Serious vulnerability causes more than 95,000 Adobe Magento servers to be attacked, Vietnamese businesses need to respond urgently

More than 95,000 Magento (Adobe Commerce) servers worldwide are being attacked by a serious vulnerability called Session Reaper. This vulnerability allows hackers to take advantage of a user's login session to execute code remotely and take control of the entire system.

Bkav cybersecurity experts assess that Vietnam is among the countries at high risk of being attacked by this vulnerability.

Magento is an open source e-commerce content management system (E-commerce CMS), developed by Magento Inc. Magento was first released in 2008 and has now become one of the most popular e-commerce platforms in the world , used by thousands of large businesses and online stores.

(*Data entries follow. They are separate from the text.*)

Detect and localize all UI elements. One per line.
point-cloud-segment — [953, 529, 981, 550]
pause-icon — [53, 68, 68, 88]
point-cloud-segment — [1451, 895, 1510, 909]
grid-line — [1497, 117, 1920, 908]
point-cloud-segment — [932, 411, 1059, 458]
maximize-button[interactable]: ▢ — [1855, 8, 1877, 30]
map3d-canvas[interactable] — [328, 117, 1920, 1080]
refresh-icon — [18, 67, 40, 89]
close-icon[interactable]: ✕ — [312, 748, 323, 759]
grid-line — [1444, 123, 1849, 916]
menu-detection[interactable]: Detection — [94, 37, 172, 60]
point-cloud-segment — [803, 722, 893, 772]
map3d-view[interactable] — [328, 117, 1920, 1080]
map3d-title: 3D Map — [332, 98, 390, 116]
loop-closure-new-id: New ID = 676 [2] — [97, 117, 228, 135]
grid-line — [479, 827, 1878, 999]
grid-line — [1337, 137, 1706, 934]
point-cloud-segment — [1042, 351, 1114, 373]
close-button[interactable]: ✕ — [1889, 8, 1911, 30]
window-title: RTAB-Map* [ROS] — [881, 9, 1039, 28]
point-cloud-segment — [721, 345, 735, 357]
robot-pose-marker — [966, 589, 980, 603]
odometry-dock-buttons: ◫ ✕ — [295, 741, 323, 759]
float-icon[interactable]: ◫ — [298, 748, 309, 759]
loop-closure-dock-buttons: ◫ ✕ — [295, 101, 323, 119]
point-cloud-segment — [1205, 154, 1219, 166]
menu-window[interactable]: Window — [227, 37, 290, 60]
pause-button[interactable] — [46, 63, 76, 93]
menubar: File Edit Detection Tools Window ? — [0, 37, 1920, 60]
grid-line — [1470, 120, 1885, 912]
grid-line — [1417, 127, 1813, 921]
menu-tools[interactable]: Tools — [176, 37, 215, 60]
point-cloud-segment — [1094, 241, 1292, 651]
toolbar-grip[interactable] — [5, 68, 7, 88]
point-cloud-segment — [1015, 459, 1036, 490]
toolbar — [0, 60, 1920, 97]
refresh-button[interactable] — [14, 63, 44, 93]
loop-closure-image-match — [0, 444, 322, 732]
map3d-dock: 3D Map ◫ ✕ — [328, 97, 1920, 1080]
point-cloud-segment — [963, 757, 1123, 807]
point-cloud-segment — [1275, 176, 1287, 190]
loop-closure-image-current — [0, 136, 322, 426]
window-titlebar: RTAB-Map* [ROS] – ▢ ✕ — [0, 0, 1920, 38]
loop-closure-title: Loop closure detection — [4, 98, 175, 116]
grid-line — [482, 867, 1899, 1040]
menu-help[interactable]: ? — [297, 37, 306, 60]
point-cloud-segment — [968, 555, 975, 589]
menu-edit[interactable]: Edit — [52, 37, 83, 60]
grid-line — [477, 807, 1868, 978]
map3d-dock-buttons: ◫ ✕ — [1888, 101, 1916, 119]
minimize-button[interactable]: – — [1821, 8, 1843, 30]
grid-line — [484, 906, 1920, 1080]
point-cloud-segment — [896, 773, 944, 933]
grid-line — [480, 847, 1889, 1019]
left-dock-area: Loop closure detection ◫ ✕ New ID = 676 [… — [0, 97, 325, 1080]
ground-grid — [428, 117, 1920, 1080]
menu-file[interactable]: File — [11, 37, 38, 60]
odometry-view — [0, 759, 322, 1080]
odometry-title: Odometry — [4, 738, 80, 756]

Mr. Hoang Truong Khuong, a cybersecurity expert at Bkav, said the SessionReaper vulnerability comes from the way Magento processes data through Web API, allowing attackers to insert malicious content into the session and upload a web shell – a malicious file that helps maintain access and control over the server.

Successful exploitation could allow an attacker to gain administrative privileges, leak payment data, or create fake admin accounts to extend the scope of the attack. Adobe Commerce and Magento Open Source versions released before October 2025, including branches 2.4.9-alpha2 and below, are vulnerable to this vulnerability.

In just 48 hours after the exploit code was made public, the world recorded more than 300 automated attacks targeting more than 130 Magento servers. According to statistics from Sansec Shield, although Adobe released an emergency patch in early September, about 62% of Magento stores have not been updated.

With over 95,000 Magento servers operating publicly worldwide, this means thousands of e-commerce websites are still vulnerable to attack. A delay of just one day in updating can cause serious damage to businesses.

In Vietnam, many e-commerce platforms, including hundreds of famous brands in the fields of retail, fashion and technology, are using Magento. Research, surveys and experience from Bkav's cybersecurity incident handling process all show that this is the most vulnerable target group because most systems do not have a regular patching process or lack a defense layer at the application layer (WAF).

Meanwhile, old Magento versions or uncontrolled REST API modules are considered high-risk groups, with the potential to be quickly exploited by hackers if not updated promptly.

Bkav recommends that Magento system administrators in Vietnam urgently update the official patch from Adobe, and activate the web application firewall (WAF) to filter and block unusual packets. Businesses should review the entire system, especially checking for the appearance of strange PHP files in the directory, and review newly created administrative accounts. In case of suspected intrusion, it is necessary to isolate the server, restore from a clean backup and change all passwords and access keys.